Abstract:3D pose transfer that aims to transfer the desired pose to a target mesh is one of the most challenging 3D generation tasks. Previous attempts rely on well-defined parametric human models or skeletal joints as driving pose sources. However, to obtain those clean pose sources, cumbersome but necessary pre-processing pipelines are inevitable, hindering implementations of the real-time applications. This work is driven by the intuition that the robustness of the model can be enhanced by introducing adversarial samples into the training, leading to a more invulnerable model to the noisy inputs, which even can be further extended to directly handling the real-world data like raw point clouds/scans without intermediate processing.
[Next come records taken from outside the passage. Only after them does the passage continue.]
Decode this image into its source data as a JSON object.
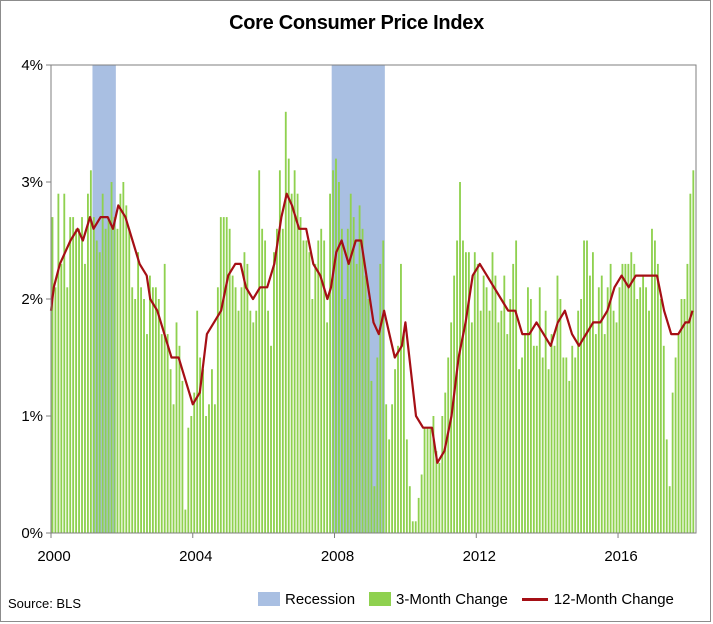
{
  "chart_data": {
    "type": "bar",
    "title": "Core Consumer Price Index",
    "source": "Source: BLS",
    "xlabel": "",
    "ylabel": "",
    "x_ticks": [
      "2000",
      "2004",
      "2008",
      "2012",
      "2016"
    ],
    "y_ticks": [
      "0%",
      "1%",
      "2%",
      "3%",
      "4%"
    ],
    "xlim": [
      2000,
      2018.2
    ],
    "ylim": [
      0,
      4
    ],
    "grid": false,
    "legend_position": "bottom-right",
    "colors": {
      "recession": "#a9bfe2",
      "bars": "#8fd14f",
      "line": "#a50f15"
    },
    "recessions": [
      {
        "start": 2001.17,
        "end": 2001.83
      },
      {
        "start": 2007.92,
        "end": 2009.42
      }
    ],
    "series": [
      {
        "name": "Recession",
        "kind": "band"
      },
      {
        "name": "3-Month Change",
        "kind": "bar",
        "start": 2000.0,
        "step": 0.08333,
        "values": [
          2.7,
          2.1,
          2.9,
          2.3,
          2.9,
          2.1,
          2.7,
          2.7,
          2.6,
          2.6,
          2.7,
          2.3,
          2.9,
          3.1,
          2.7,
          2.5,
          2.4,
          2.9,
          2.6,
          2.7,
          3.0,
          2.7,
          2.6,
          2.9,
          3.0,
          2.8,
          2.6,
          2.1,
          2.0,
          2.4,
          2.1,
          2.0,
          1.7,
          2.2,
          2.1,
          2.1,
          2.0,
          1.7,
          2.3,
          1.7,
          1.4,
          1.1,
          1.8,
          1.6,
          1.3,
          0.2,
          0.9,
          1.0,
          1.2,
          1.9,
          1.5,
          1.4,
          1.0,
          1.1,
          1.4,
          1.1,
          2.1,
          2.7,
          2.7,
          2.7,
          2.6,
          2.2,
          2.1,
          1.9,
          2.1,
          2.4,
          2.3,
          1.9,
          1.8,
          1.9,
          3.1,
          2.6,
          2.5,
          1.9,
          1.6,
          2.4,
          2.6,
          3.1,
          2.6,
          3.6,
          3.2,
          2.9,
          3.1,
          2.9,
          2.7,
          2.5,
          2.5,
          2.4,
          2.0,
          2.3,
          2.5,
          2.6,
          2.5,
          1.8,
          2.9,
          3.1,
          3.2,
          3.0,
          2.6,
          2.0,
          2.6,
          2.9,
          2.7,
          2.3,
          2.8,
          2.6,
          2.2,
          2.0,
          1.3,
          0.4,
          1.5,
          2.3,
          2.5,
          1.1,
          0.8,
          1.1,
          1.4,
          1.6,
          2.3,
          1.7,
          0.8,
          0.4,
          0.1,
          0.1,
          0.3,
          0.5,
          0.9,
          0.9,
          0.9,
          1.0,
          0.7,
          0.6,
          1.0,
          1.2,
          1.5,
          1.8,
          2.2,
          2.5,
          3.0,
          2.5,
          2.4,
          2.4,
          1.8,
          2.4,
          2.3,
          1.9,
          2.2,
          2.1,
          1.9,
          2.4,
          2.2,
          1.8,
          1.9,
          2.2,
          1.7,
          2.0,
          2.3,
          2.5,
          1.4,
          1.5,
          1.7,
          2.1,
          2.0,
          1.6,
          1.6,
          2.1,
          1.5,
          1.9,
          1.4,
          1.7,
          1.6,
          2.2,
          2.0,
          1.5,
          1.5,
          1.3,
          1.6,
          1.5,
          1.9,
          2.0,
          2.5,
          2.5,
          2.2,
          2.4,
          1.7,
          2.1,
          2.2,
          1.7,
          2.1,
          2.3,
          1.9,
          1.8,
          2.1,
          2.3,
          2.3,
          2.3,
          2.4,
          2.3,
          2.0,
          2.1,
          2.2,
          2.1,
          1.9,
          2.6,
          2.5,
          2.3,
          2.0,
          1.6,
          0.8,
          0.4,
          1.2,
          1.5,
          1.7,
          2.0,
          2.0,
          2.3,
          2.9,
          3.1
        ]
      },
      {
        "name": "12-Month Change",
        "kind": "line",
        "points": [
          [
            2000.0,
            1.9
          ],
          [
            2000.08,
            2.1
          ],
          [
            2000.25,
            2.3
          ],
          [
            2000.4,
            2.4
          ],
          [
            2000.55,
            2.5
          ],
          [
            2000.75,
            2.6
          ],
          [
            2000.9,
            2.5
          ],
          [
            2001.1,
            2.7
          ],
          [
            2001.2,
            2.6
          ],
          [
            2001.4,
            2.7
          ],
          [
            2001.6,
            2.7
          ],
          [
            2001.75,
            2.6
          ],
          [
            2001.9,
            2.8
          ],
          [
            2002.1,
            2.7
          ],
          [
            2002.3,
            2.5
          ],
          [
            2002.5,
            2.3
          ],
          [
            2002.7,
            2.2
          ],
          [
            2002.8,
            2.0
          ],
          [
            2003.0,
            1.9
          ],
          [
            2003.2,
            1.7
          ],
          [
            2003.4,
            1.5
          ],
          [
            2003.6,
            1.5
          ],
          [
            2003.8,
            1.3
          ],
          [
            2004.0,
            1.1
          ],
          [
            2004.2,
            1.2
          ],
          [
            2004.4,
            1.7
          ],
          [
            2004.6,
            1.8
          ],
          [
            2004.8,
            1.9
          ],
          [
            2005.0,
            2.2
          ],
          [
            2005.2,
            2.3
          ],
          [
            2005.35,
            2.3
          ],
          [
            2005.5,
            2.1
          ],
          [
            2005.7,
            2.0
          ],
          [
            2005.9,
            2.1
          ],
          [
            2006.1,
            2.1
          ],
          [
            2006.3,
            2.3
          ],
          [
            2006.5,
            2.7
          ],
          [
            2006.65,
            2.9
          ],
          [
            2006.8,
            2.8
          ],
          [
            2007.0,
            2.6
          ],
          [
            2007.2,
            2.6
          ],
          [
            2007.4,
            2.3
          ],
          [
            2007.6,
            2.2
          ],
          [
            2007.8,
            2.0
          ],
          [
            2007.9,
            2.1
          ],
          [
            2008.05,
            2.4
          ],
          [
            2008.2,
            2.5
          ],
          [
            2008.4,
            2.3
          ],
          [
            2008.6,
            2.5
          ],
          [
            2008.75,
            2.5
          ],
          [
            2008.9,
            2.2
          ],
          [
            2009.1,
            1.8
          ],
          [
            2009.25,
            1.7
          ],
          [
            2009.4,
            1.9
          ],
          [
            2009.55,
            1.7
          ],
          [
            2009.7,
            1.5
          ],
          [
            2009.9,
            1.6
          ],
          [
            2010.0,
            1.8
          ],
          [
            2010.15,
            1.4
          ],
          [
            2010.3,
            1.0
          ],
          [
            2010.5,
            0.9
          ],
          [
            2010.75,
            0.9
          ],
          [
            2010.9,
            0.6
          ],
          [
            2011.1,
            0.7
          ],
          [
            2011.3,
            1.0
          ],
          [
            2011.5,
            1.5
          ],
          [
            2011.7,
            1.8
          ],
          [
            2011.9,
            2.2
          ],
          [
            2012.1,
            2.3
          ],
          [
            2012.3,
            2.2
          ],
          [
            2012.5,
            2.1
          ],
          [
            2012.7,
            2.0
          ],
          [
            2012.9,
            1.9
          ],
          [
            2013.1,
            1.9
          ],
          [
            2013.3,
            1.7
          ],
          [
            2013.5,
            1.7
          ],
          [
            2013.7,
            1.8
          ],
          [
            2013.9,
            1.7
          ],
          [
            2014.1,
            1.6
          ],
          [
            2014.3,
            1.8
          ],
          [
            2014.5,
            1.9
          ],
          [
            2014.7,
            1.7
          ],
          [
            2014.9,
            1.6
          ],
          [
            2015.1,
            1.7
          ],
          [
            2015.3,
            1.8
          ],
          [
            2015.5,
            1.8
          ],
          [
            2015.7,
            1.9
          ],
          [
            2015.9,
            2.1
          ],
          [
            2016.1,
            2.2
          ],
          [
            2016.3,
            2.1
          ],
          [
            2016.5,
            2.2
          ],
          [
            2016.7,
            2.2
          ],
          [
            2016.9,
            2.2
          ],
          [
            2017.1,
            2.2
          ],
          [
            2017.3,
            1.9
          ],
          [
            2017.5,
            1.7
          ],
          [
            2017.7,
            1.7
          ],
          [
            2017.9,
            1.8
          ],
          [
            2018.0,
            1.8
          ],
          [
            2018.1,
            1.9
          ]
        ]
      }
    ]
  }
}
Furthermore, we propose a novel 3D pose Masked Autoencoder (3D-PoseMAE), a customized MAE that effectively learns 3D extrinsic presentations (i.e., pose). 3D-PoseMAE facilitates learning from the aspect of extrinsic attributes by simultaneously generating adversarial samples that perturb the model and learning the arbitrary raw noisy poses via a multi-scale masking strategy. Both qualitative and quantitative studies show that the transferred meshes given by our network result in much better quality. Besides, we demonstrate the strong generalizability of our method on various poses, different domains, and even raw scans. Experimental results also show meaningful insights that the intermediate adversarial samples generated in the training can successfully attack the existing pose transfer models.
What problem does this paper attempt to address?
### Problems Addressed by the Paper
This paper aims to address the robustness issue in 3D pose transfer tasks. Specifically, existing 3D pose transfer methods rely on clean and well-defined parameterized human models or skeletal joints as the driving pose source, which requires cumbersome but necessary preprocessing steps, limiting the realization of real-time applications. This paper enhances the model's robustness and generalization ability by introducing adversarial learning, enabling the model to directly handle noisy input data and even raw point cloud or scan data without intermediate processing steps.
### Main Contributions
1. **Solution to Robustness Issue**:
- This paper is the first to attempt to solve the robustness issue in 3D pose transfer from the perspective of adversarial learning.
- A new research method is proposed, which simulates noisy input and even raw scan data through generating adversarial samples, achieving end-to-end pose transfer on raw point clouds and scan data.
2. **Adversarial Learning Framework**:
- An adversarial learning framework specifically tailored for 3D pose transfer tasks is introduced, including a new Pose Transfer (PT) adversarial function and a method for real-time calculation of adversarial samples during backpropagation.
- This is the first time that real-time calculation of adversarial samples has been achieved in a 3D generative deep learning pipeline.
3. **3D-PoseMAE Architecture**:
- A novel architecture based on Masked Autoencoder (MAE) called 3D-PoseMAE is proposed, which captures extrinsic attributes (i.e., poses) through multi-scale masking strategies and progressive channel attention operations.
- 3D-PoseMAE demonstrates excellent computational efficiency and generative capability.
4. **Experimental Results**:
- Extensive experiments were conducted on multiple datasets and data sources, showing that the proposed method has significant robustness and generalization ability when handling noisy input and real-world noisy raw scan data.
- The code will be publicly released.
### Method Overview
1. **Adversarial Sample Generation**:
- The 3D-PoseMAE model is used in evaluation mode to obtain the gradient of the data, generating perturbations to the mesh through the output gradient, thereby creating adversarial samples.
- Adversarial samples are used for adversarial training to enhance the model's robustness.
2. **3D-PoseMAE Network Architecture**:
- **Multi-Scale Masked 3D Encoder**: The input point cloud is divided into multiple scales, and through random downsampling and masking operations, the model is driven to learn the same extrinsic attributes in different scale representations.
- **3D-PoseMAE Decoder**: Adopts a channel attention mechanism, integrating pose and target information more compactly through progressive channel attention operations, avoiding redundant spatial information.
3. **Optimization Objective**:
- A complete optimization objective function is defined, including reconstruction loss and edge loss.
4. **Adversarial Training**:
- A new pose transfer adversarial function is constructed by minimizing the distance between the generated result and the real mesh.
- Adversarial samples are generated using methods such as PGD and used for adversarial training to enhance the model's robustness.
### Experimental Validation
- **Quantitative Evaluation**: Quantitative evaluations were conducted on the SMPL-NPT and FAUST datasets, demonstrating the model's performance in handling clean samples and adversarial samples.
- **Qualitative Visualization**: Showcased the model's strong generalization ability in handling new poses and new identities, as well as the generated adversarial samples.
- **Ablation Study**: Evaluated the effectiveness of each component, verifying the method's effectiveness.
In summary, this paper significantly improves the robustness and generalization ability of 3D pose transfer tasks by introducing adversarial learning and the 3D-PoseMAE architecture.